Intuitively you can see that if the curve bends rapidly away from the tangent line, then the error gets big quickly, whereas if the curve is relatively flat and stays close to the line, then the approximation is pretty good over a larger range.

Taylor's Theorem expresses that rigorously with the error term. If you stop at the first derivative, the amount of error depends on the second derivative, i.e. how fast the slope of the curve changes.
Interesting. This gives a formal proof that a linear function gives a perfect approximation, since f"(x)==0 for f(x)=mx+b.

1. What does it mean to expand a function to first order?

Expanding a function to first order means to approximate the function using a linear function. This involves finding the slope of the function at a specific point and using that slope to create a line that closely follows the behavior of the function near that point.

2. Why would you need to expand a function to first order?

Expanding a function to first order can be useful in situations where you need to estimate the behavior of a function near a specific point. It can also help simplify more complex functions and make them easier to analyze.

3. How do you expand a function to first order?

To expand a function to first order, you will need to use calculus and find the derivative of the function at the point of interest. This derivative will be the slope of the linear function that approximates the original function. You can then use this slope and the point of interest to create the linear function.

4. What is the difference between expanding a function to first order and higher orders?

Expanding a function to first order only involves creating a linear approximation of the function.

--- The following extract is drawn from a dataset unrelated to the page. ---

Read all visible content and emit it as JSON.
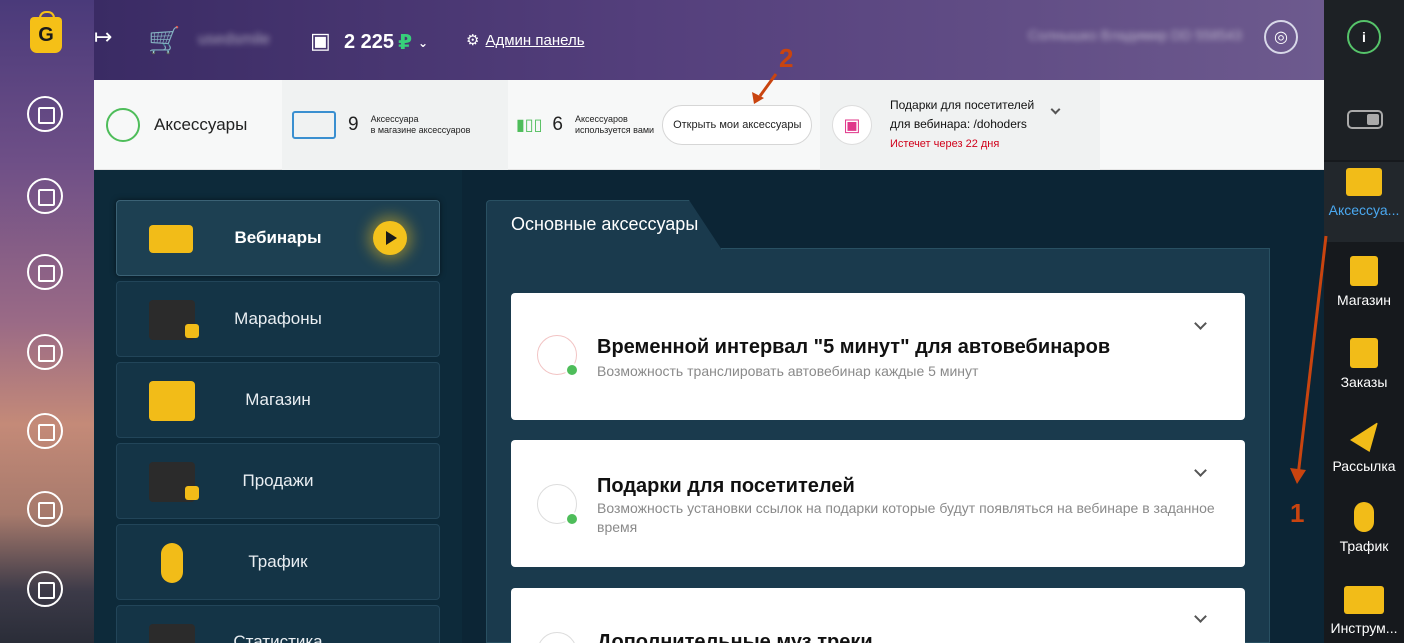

Expanding to higher orders involves using more terms in the approximation, resulting in a more accurate representation of the original function.

5. Are there any limitations to expanding a function to first order?

Yes, expanding a function to first order is only an approximation and may not accurately represent the behavior of the function outside of the specific point of interest. It also assumes that the function is continuous and differentiable at that point.